I know that the exit status of every command run by the shell is made available via the variable $?, that 0 represents successful execution of a command, and that all other integers represent failure. I'm unsure, though, of how to construct a composite command that incorporates this, deletes lines from the file being read from, and appends 'em to a different file.

2 Answers2

1

Using bash, you can loop for the urls and test the curl command, --fail option of curl seems to be good for use inside scripts, see: How to check whether a command such as curl completed without error

So it could be like this:

while read -r url; do
    curl -f "$url" && outputfile='success.txt' || outputfile='nope.txt'
    printf "%s\n" "$url" >> "$outputfile"
done < urls.txt

and overwrite your file with the successful urls.

mv success.txt urls.txt

Or use mapfile to put the lines into an array:

mapfile -t urls < urls.txt

for url in "${urls[@]}"; do curl -f "$url" && outputfile='success.txt' || outputfile='nope.txt' printf "%s\n" "$url" >> "$outputfile" done


Note that urls have no spaces. If you need to execute a command where the argument would be a whole line, with any characters, then this post is useful on how to read every line: Understanding "IFS= read -r line"

thanasisp
  • 8,122
  • Thanks!

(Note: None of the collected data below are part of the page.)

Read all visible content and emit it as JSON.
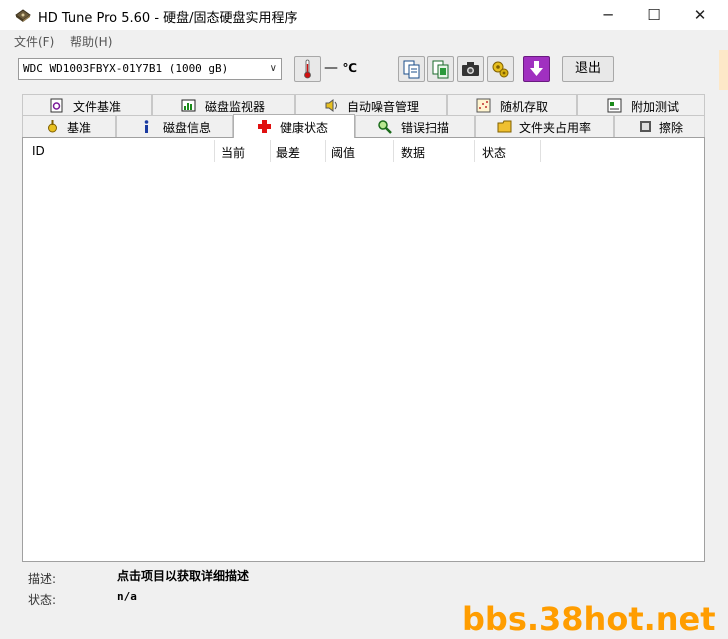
{
  "window": {
    "title": "HD Tune Pro 5.60 - 硬盘/固态硬盘实用程序",
    "minimize": "─",
    "maximize": "☐",
    "close": "✕"
  },
  "menu": [
    "文件(F)",
    "帮助(H)"
  ],
  "toolbar": {
    "drive": "WDC WD1003FBYX-01Y7B1 (1000 gB)",
    "temperature": "— ",
    "temperature_unit": "℃",
    "exit_label": "退出"
  },
  "tabs_row1": [
    {
      "label": "文件基准",
      "icon": "file-benchmark-icon"
    },
    {
      "label": "磁盘监视器",
      "icon": "disk-monitor-icon"
    },
    {
      "label": "自动噪音管理",
      "icon": "speaker-icon"
    },
    {
      "label": "随机存取",
      "icon": "random-access-icon"
    },
    {
      "label": "附加测试",
      "icon": "extra-tests-icon"
    }
  ],
  "tabs_row2": [
    {
      "label": "基准",
      "icon": "benchmark-icon"
    },
    {
      "label": "磁盘信息",
      "icon": "info-icon"
    },
    {
      "label": "健康状态",
      "icon": "health-cross-icon",
      "active": true
    },
    {
      "label": "错误扫描",
      "icon": "magnifier-icon"
    },
    {
      "label": "文件夹占用率",
      "icon": "folder-icon"
    },
    {
      "label": "擦除",
      "icon": "erase-icon"
    }
  ],
  "table": {
    "columns": [
      "ID",
      "当前",
      "最差",
      "阈值",
      "数据",
      "状态"
    ],
    "rows": []
  },
  "footer": {
    "desc_label": "描述:",
    "desc_value": "点击项目以获取详细描述",
    "status_label": "状态:",
    "status_value": "n/a"
  },
  "watermark": "bbs.38hot.net",
  "colors": {
    "accent_active_tab": "#ffffff",
    "watermark": "#ff9d00",
    "health_cross": "#e01010",
    "download_button": "#a030c0"
  }
}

I had in mind leveraging the exit status because, despite having happened to select curl as an example to concertize my question, I'm really looking to understand a solution or solutions that'd be likely to work with any command including those that lack a --fail option. Consider, for instance, the command line app nb: it has no such flag. What could be done, then, when processing a URL file with it? Thoughts? – seconddayout May 15 '22 at 01:27
  • Ahh, gotcha. Okay – seconddayout May 15 '22 at 01:35
  • 1
    I see, I see… the success exit status is being implicitly checked for at the && logical operator, verdad? – seconddayout May 15 '22 at 02:10
0

With zsh, you could do:

while IFS= read -ru3 url; do
  curl -- $url
  print -ru $(( $? ? 4 : 5 )) -- $url
done 3< urls 4> bad 5> good

That way, the bad and good files are opened only once and only if urls itself can be opened for reading.